Replication data: https://economics.mit.edu/people/faculty/daron-acemoglu
Using original replication data ensures consistency
with the published methodology.
→ [1] Use replication data
→ [2] Fetch fresh data (I want to extend/update)
Playwright Integration
This skill uses Playwright MCP for data retrieval. The workflow:
- User requests data
- Skill prompts for all mandatory decisions
- User confirms specifications
- Skill identifies authoritative source
- Playwright navigates to source URL
- Playwright extracts data from page/downloads
- Skill formats output as tidy data
- Skill provides software-specific code snippet
Users do not interact with Playwright directly - they simply request data and confirm specifications.
Example Interaction
User: Get US GDP for the last 5 years
Skill:
⚠️ PRICE BASIS DECISION REQUIRED
Is this data request for:
→ [N] Nominal (current prices, as recorded)

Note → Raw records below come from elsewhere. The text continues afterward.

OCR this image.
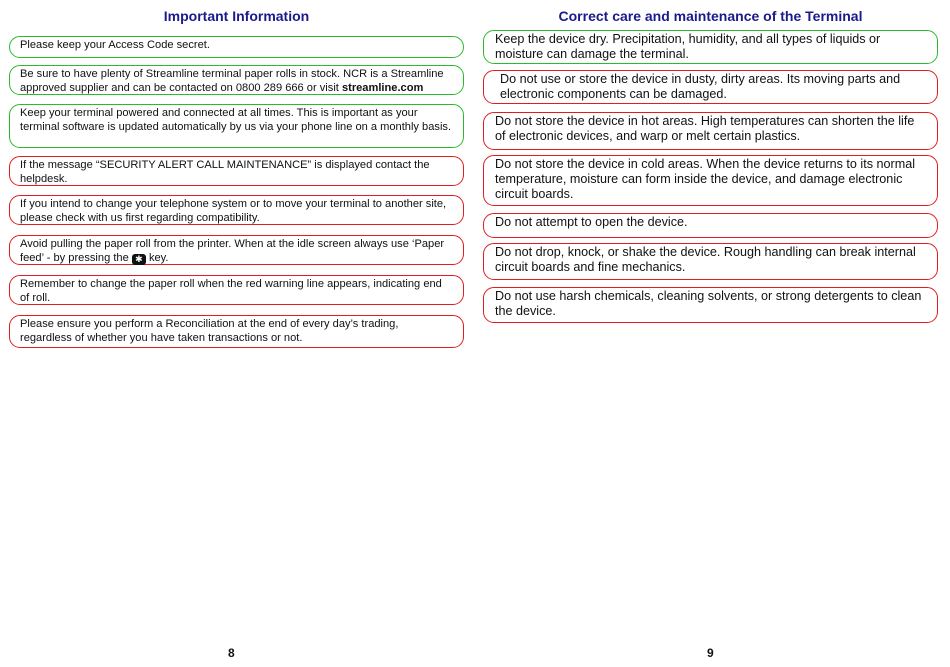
Important Information
Please keep your Access Code secret.
Be sure to have plenty of Streamline terminal paper rolls in stock. NCR is a Streamline approved supplier and can be contacted on 0800 289 666 or visit streamline.com
Keep your terminal powered and connected at all times. This is important as your terminal software is updated automatically by us via your phone line on a monthly basis.
If the message “SECURITY ALERT CALL MAINTENANCE” is displayed contact the helpdesk.
If you intend to change your telephone system or to move your terminal to another site, please check with us first regarding compatibility.
Avoid pulling the paper roll from the printer. When at the idle screen always use ‘Paper feed’ - by pressing the ✱ key.
Remember to change the paper roll when the red warning line appears, indicating end of roll.
Please ensure you perform a Reconciliation at the end of every day’s trading, regardless of whether you have taken transactions or not.
8
Correct care and maintenance of the Terminal
Keep the device dry. Precipitation, humidity, and all types of liquids or moisture can damage the terminal.
Do not use or store the device in dusty, dirty areas. Its moving parts and electronic components can be damaged.
Do not store the device in hot areas. High temperatures can shorten the life of electronic devices, and warp or melt certain plastics.
Do not store the device in cold areas. When the device returns to its normal temperature, moisture can form inside the device, and damage electronic circuit boards.
Do not attempt to open the device.
Do not drop, knock, or shake the device. Rough handling can break internal circuit boards and fine mechanics.
Do not use harsh chemicals, cleaning solvents, or strong detergents to clean the device.
9
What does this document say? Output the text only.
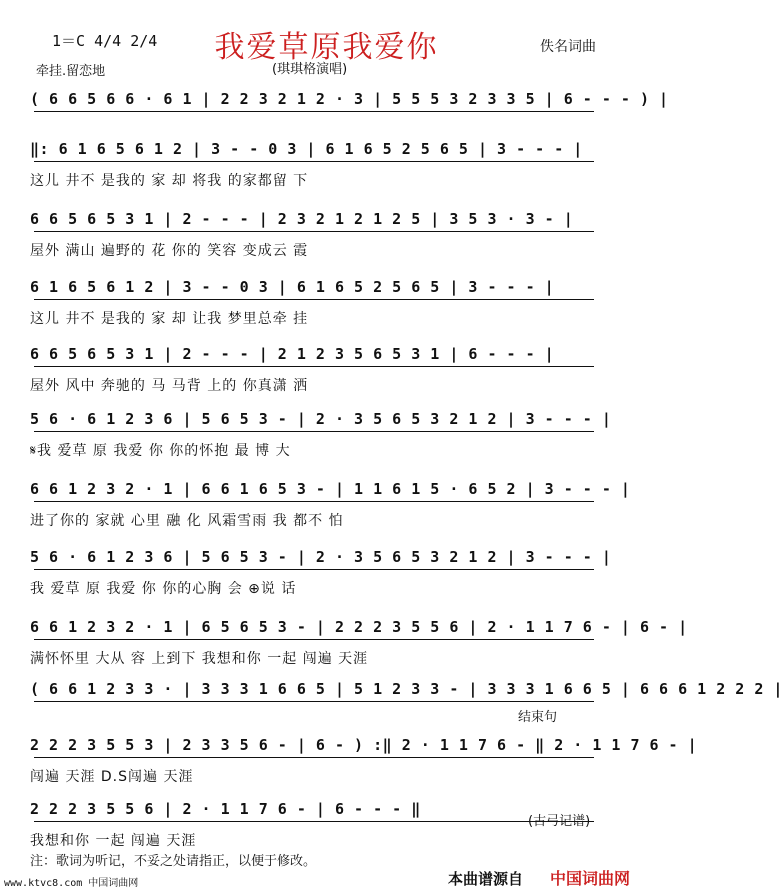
我爱草原我爱你
1＝C 4/4 2/4	佚名词曲
牵挂.留恋地	(琪琪格演唱)
( 6 6 5 6 6 · 6 1 | 2 2 3 2 1 2 · 3 | 5 5 5 3 2 3 3 5 | 6 - - - ) |
‖: 6 1 6 5 6 1 2 | 3 - - 0 3 | 6 1 6 5 2 5 6 5 | 3 - - - |
这儿 井不 是我的 家 却 将我 的家都留 下
6 6 5 6 5 3 1 | 2 - - - | 2 3 2 1 2 1 2 5 | 3 5 3 · 3 - |
屋外 满山 遍野的 花 你的 笑容 变成云 霞
6 1 6 5 6 1 2 | 3 - - 0 3 | 6 1 6 5 2 5 6 5 | 3 - - - |
这儿 井不 是我的 家 却 让我 梦里总牵 挂
6 6 5 6 5 3 1 | 2 - - - | 2 1 2 3 5 6 5 3 1 | 6 - - - |
屋外 风中 奔驰的 马 马背 上的 你真潇 洒
5 6 · 6 1 2 3 6 | 5 6 5 3 - | 2 · 3 5 6 5 3 2 1 2 | 3 - - - |
𝄋我 爱草 原 我爱 你 你的怀抱 最 博 大
6 6 1 2 3 2 · 1 | 6 6 1 6 5 3 - | 1 1 6 1 5 · 6 5 2 | 3 - - - |
进了你的 家就 心里 融 化 风霜雪雨 我 都不 怕
5 6 · 6 1 2 3 6 | 5 6 5 3 - | 2 · 3 5 6 5 3 2 1 2 | 3 - - - |
我 爱草 原 我爱 你 你的心胸 会 ⊕说 话
6 6 1 2 3 2 · 1 | 6 5 6 5 3 - | 2 2 2 3 5 5 6 | 2 · 1 1 7 6 - | 6 - |
满怀怀里 大从 容 上到下 我想和你 一起 闯遍 天涯
( 6 6 1 2 3 3 · | 3 3 3 1 6 6 5 | 5 1 2 3 3 - | 3 3 3 1 6 6 5 | 6 6 6 1 2 2 2 |
2 2 2 3 5 5 3 | 2 3 3 5 6 - | 6 - ) :‖ 2 · 1 1 7 6 - ‖ 2 · 1 1 7 6 - |
闯遍 天涯 D.S闯遍 天涯
2 2 2 3 5 5 6 | 2 · 1 1 7 6 - | 6 - - - ‖
我想和你 一起 闯遍 天涯
结束句
(古弓记谱)
注：歌词为听记，不妥之处请指正，以便于修改。
www.ktvc8.com 中国词曲网	本曲谱源自 中国词曲网
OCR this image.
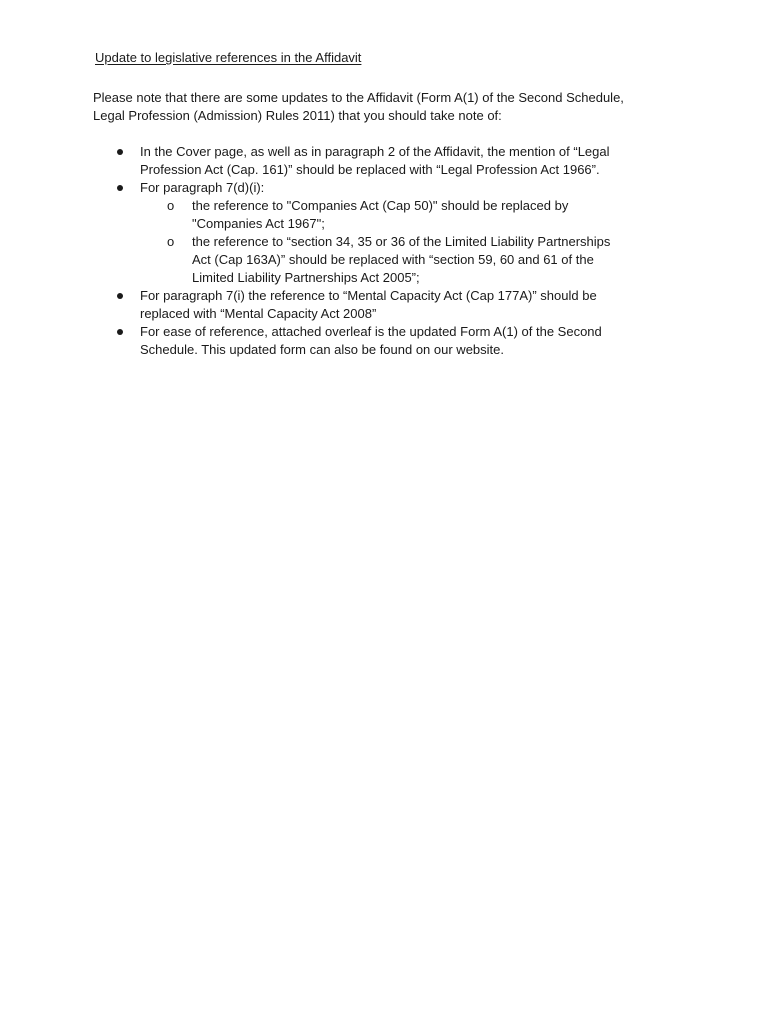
Update to legislative references in the Affidavit

Please note that there are some updates to the Affidavit (Form A(1) of the Second Schedule,
Legal Profession (Admission) Rules 2011) that you should take note of:

In the Cover page, as well as in paragraph 2 of the Affidavit, the mention of “Legal
Profession Act (Cap. 161)” should be replaced with “Legal Profession Act 1966”.
For paragraph 7(d)(i):
o the reference to "Companies Act (Cap 50)" should be replaced by
"Companies Act 1967";
o the reference to “section 34, 35 or 36 of the Limited Liability Partnerships
Act (Cap 163A)” should be replaced with “section 59, 60 and 61 of the
Limited Liability Partnerships Act 2005”;
For paragraph 7(i) the reference to “Mental Capacity Act (Cap 177A)” should be
replaced with “Mental Capacity Act 2008”
For ease of reference, attached overleaf is the updated Form A(1) of the Second
Schedule. This updated form can also be found on our website.
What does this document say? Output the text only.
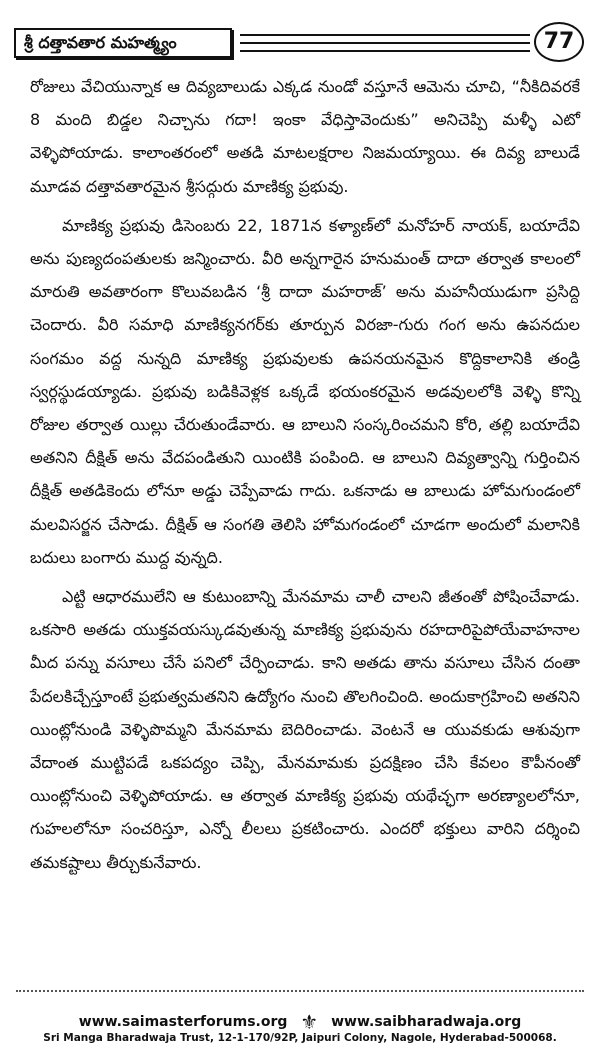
శ్రీ దత్తావతార మహత్మ్యం	77

రోజులు వేచియున్నాక ఆ దివ్యబాలుడు ఎక్కడ నుండో వస్తూనే ఆమెను చూచి, “నీకిదివరకే 8 మంది బిడ్డల నిచ్చాను గదా! ఇంకా వేధిస్తావెందుకు” అనిచెప్పి మళ్ళీ ఎటో వెళ్ళిపోయాడు. కాలాంతరంలో అతడి మాటలక్షరాల నిజమయ్యాయి. ఈ దివ్య బాలుడే మూడవ దత్తావతారమైన శ్రీసద్గురు మాణిక్య ప్రభువు.

మాణిక్య ప్రభువు డిసెంబరు 22, 1871న కళ్యాణ్‌లో మనోహర్ నాయక్, బయాదేవి అను పుణ్యదంపతులకు జన్మించారు. వీరి అన్నగారైన హనుమంత్ దాదా తర్వాత కాలంలో మారుతి అవతారంగా కొలువబడిన ‘శ్రీ దాదా మహరాజ్’ అను మహనీయుడుగా ప్రసిద్ది చెందారు. వీరి సమాధి మాణిక్యనగర్‌కు తూర్పున విరజా-గురు గంగ అను ఉపనదుల సంగమం వద్ద నున్నది మాణిక్య ప్రభువులకు ఉపనయనమైన కొద్దికాలానికి తండ్రి స్వర్గస్థుడయ్యాడు. ప్రభువు బడికివెళ్లక ఒక్కడే భయంకరమైన అడవులలోకి వెళ్ళి కొన్ని రోజుల తర్వాత యిల్లు చేరుతుండేవారు. ఆ బాలుని సంస్కరించమని కోరి, తల్లి బయాదేవి అతనిని దీక్షిత్ అను వేదపండితుని యింటికి పంపింది. ఆ బాలుని దివ్యత్వాన్ని గుర్తించిన దీక్షిత్ అతడికెందు లోనూ అడ్డు చెప్పేవాడు గాదు. ఒకనాడు ఆ బాలుడు హోమగుండంలో మలవిసర్జన చేసాడు. దీక్షిత్ ఆ సంగతి తెలిసి హోమగండంలో చూడగా అందులో మలానికి బదులు బంగారు ముద్ద వున్నది.

ఎట్టి ఆధారములేని ఆ కుటుంబాన్ని మేనమామ చాలీ చాలని జీతంతో పోషించేవాడు. ఒకసారి అతడు యుక్తవయస్కుడవుతున్న మాణిక్య ప్రభువును రహదారిపైపోయేవాహనాల మీద పన్ను వసూలు చేసే పనిలో చేర్పించాడు. కాని అతడు తాను వసూలు చేసిన దంతా పేదలకిచ్చేస్తూంటే ప్రభుత్వమతనిని ఉద్యోగం నుంచి తొలగించింది. అందుకాగ్రహించి అతనిని యింట్లోనుండి వెళ్ళిపొమ్మని మేనమామ బెదిరించాడు. వెంటనే ఆ యువకుడు ఆశువుగా వేదాంత ముట్టిపడే ఒకపద్యం చెప్పి, మేనమామకు ప్రదక్షిణం చేసి కేవలం కౌపీనంతో యింట్లోనుంచి వెళ్ళిపోయాడు. ఆ తర్వాత మాణిక్య ప్రభువు యథేచ్ఛగా అరణ్యాలలోనూ, గుహలలోనూ సంచరిస్తూ, ఎన్నో లీలలు ప్రకటించారు. ఎందరో భక్తులు వారిని దర్శించి తమకష్టాలు తీర్చుకునేవారు.

www.saimasterforums.org ⚜ www.saibharadwaja.org
Sri Manga Bharadwaja Trust, 12-1-170/92P, Jaipuri Colony, Nagole, Hyderabad-500068.
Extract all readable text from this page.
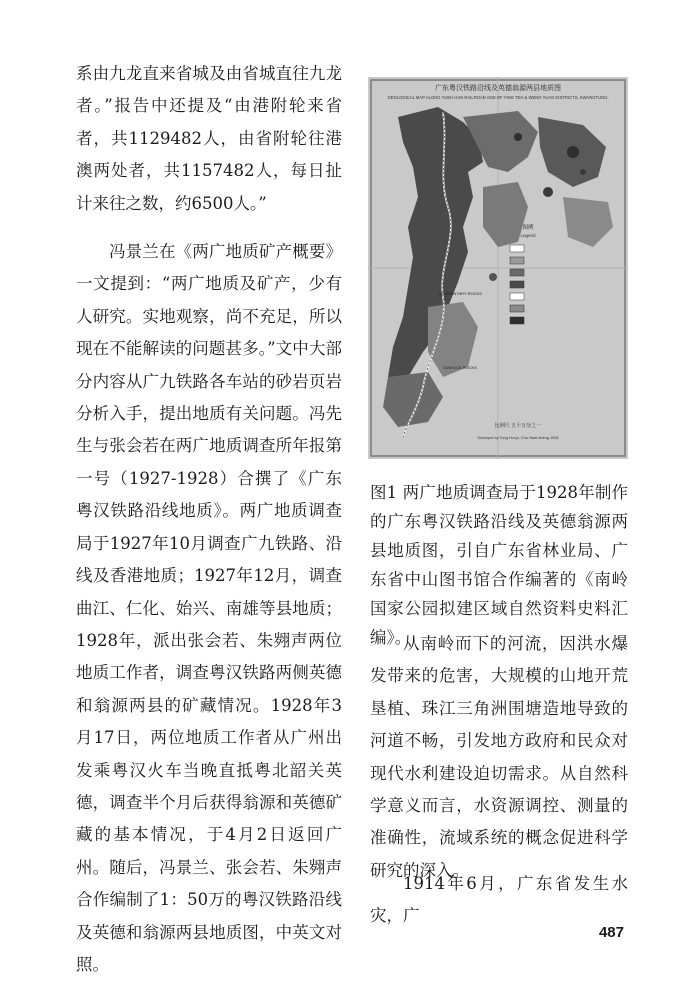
系由九龙直来省城及由省城直往九龙者。”报告中还提及“由港附轮来省者，共1129482人，由省附轮往港澳两处者，共1157482人，每日扯计来往之数，约6500人。”

冯景兰在《两广地质矿产概要》一文提到：“两广地质及矿产，少有人研究。实地观察，尚不充足，所以现在不能解读的问题甚多。”文中大部分内容从广九铁路各车站的砂岩页岩分析入手，提出地质有关问题。冯先生与张会若在两广地质调查所年报第一号（1927-1928）合撰了《广东粤汉铁路沿线地质》。两广地质调查局于1927年10月调查广九铁路、沿线及香港地质；1927年12月，调查曲江、仁化、始兴、南雄等县地质；1928年，派出张会若、朱翙声两位地质工作者，调查粤汉铁路两侧英德和翁源两县的矿藏情况。1928年3月17日，两位地质工作者从广州出发乘粤汉火车当晚直抵粤北韶关英德，调查半个月后获得翁源和英德矿藏的基本情况，于4月2日返回广州。随后，冯景兰、张会若、朱翙声合作编制了1：50万的粤汉铁路沿线及英德和翁源两县地质图，中英文对照。

广东粤汉铁路沿线及英德翁源两县地质图
GEOLOGICAL MAP ALONG YUEH HAN RAILROAD AND OF YING TEH & WENG YUAN DISTRICTS, KWANGTUNG.
图例
Legend
SEDIMENTARY ROCKS
IGNEOUS ROCKS
比例尺 五十万分之一
Surveyed by Tang Hui-jo, Chu Hwei-sheng 1928

图1 两广地质调查局于1928年制作的广东粤汉铁路沿线及英德翁源两县地质图，引自广东省林业局、广东省中山图书馆合作编著的《南岭国家公园拟建区域自然资料史料汇编》。

从南岭而下的河流，因洪水爆发带来的危害，大规模的山地开荒垦植、珠江三角洲围塘造地导致的河道不畅，引发地方政府和民众对现代水利建设迫切需求。从自然科学意义而言，水资源调控、测量的准确性，流域系统的概念促进科学研究的深入。

1914年6月，广东省发生水灾，广

487
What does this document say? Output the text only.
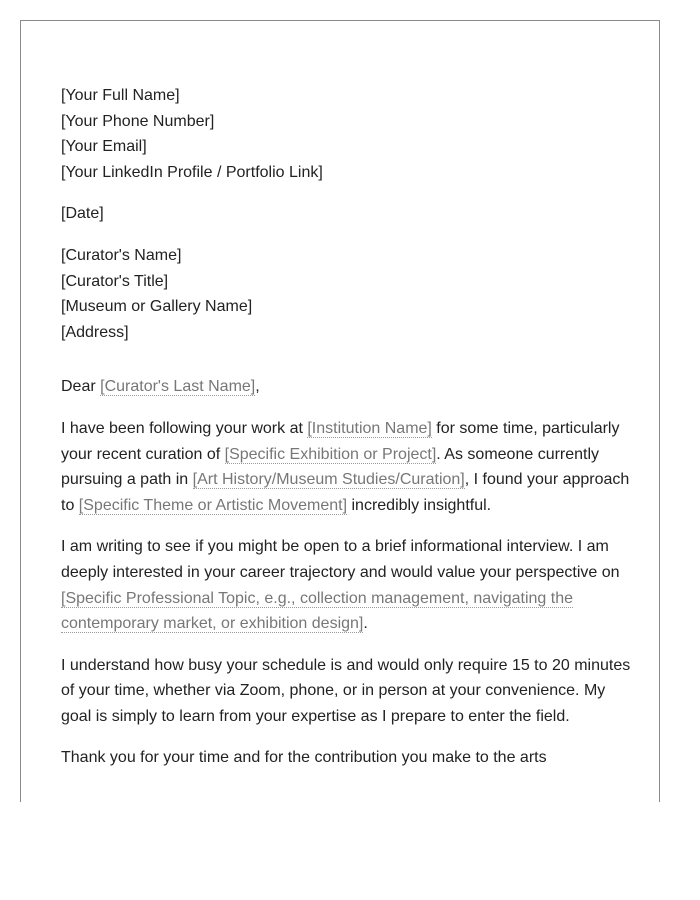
[Your Full Name]
[Your Phone Number]
[Your Email]
[Your LinkedIn Profile / Portfolio Link]
[Date]
[Curator's Name]
[Curator's Title]
[Museum or Gallery Name]
[Address]

Dear [Curator's Last Name],

I have been following your work at [Institution Name] for some time, particularly your recent curation of [Specific Exhibition or Project]. As someone currently pursuing a path in [Art History/Museum Studies/Curation], I found your approach to [Specific Theme or Artistic Movement] incredibly insightful.

I am writing to see if you might be open to a brief informational interview. I am deeply interested in your career trajectory and would value your perspective on [Specific Professional Topic, e.g., collection management, navigating the contemporary market, or exhibition design].

I understand how busy your schedule is and would only require 15 to 20 minutes of your time, whether via Zoom, phone, or in person at your convenience. My goal is simply to learn from your expertise as I prepare to enter the field.

Thank you for your time and for the contribution you make to the arts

→ [R] Real (inflation-adjusted, constant prices)
User: R
Skill:
⚠️ BASE YEAR DECISION REQUIRED
Adjust to constant prices of what year?
→ Enter year (common: 2017, 2020):
User: 2020
Skill:
⚠️ ADJUSTMENT METHOD REQUIRED
Deflate using:
→ [C] CPI | [G] GDP Deflator | [P] PPP
User: G
Skill:
⚠️ SEASONAL ADJUSTMENT DECISION REQUIRED
→ [SA] Seasonally Adjusted | [NSA] Not Seasonally Adjusted
User: SA
Skill:
⚠️ FREQUENCY DECISION REQUIRED
→ [A] Annual | [Q] Quarterly | [M] Monthly
User: Q
Skill:
┌─────────────────────────────────────────────┐
│ DATA REQUEST CONFIRMATION │
├─────────────────────────────────────────────┤
│ Indicator: GDP │
│ Countries: USA │
│ Date range: 2020-2025 │
├─────────────────────────────────────────────┤
│ Price basis: REAL │
│ Base year: 2020 │
│ Deflator: GDP deflator │
│ Seasonal: Seasonally adjusted │
│ Frequency: Quarterly │
│ Currency: USD │
├─────────────────────────────────────────────┤
│ Source: BEA via FRED │
└─────────────────────────────────────────────┘
Type YES to proceed or specify changes:
User: YES
Skill: [Uses Playwright to fetch from FRED, returns tidy CSV + R code snippet]
Why This Matters
This skill exists because:
-
Data decisions are analytical decisions - Real vs nominal isn't a technical detail, it changes what you're measuring
-
Silent defaults cause errors - "I didn't realize it was seasonally adjusted" has ruined analyses
-
Comparability requires consistency - Mixing specifications across series invalidates comparisons
-
Source quality matters - BLS data isn't the same as a news article saying "unemployment is 4%"
-
Replication matters - Using the same data sources as published research enables valid comparison and extension
The friction is the feature. Taking 30 seconds to confirm specifications prevents hours of rework from bad data.
- Provenance is non-negotiable - Every dataset must include
sourceandaccessed_datecolumns. Data without provenance is unverifiable and unusable for serious research.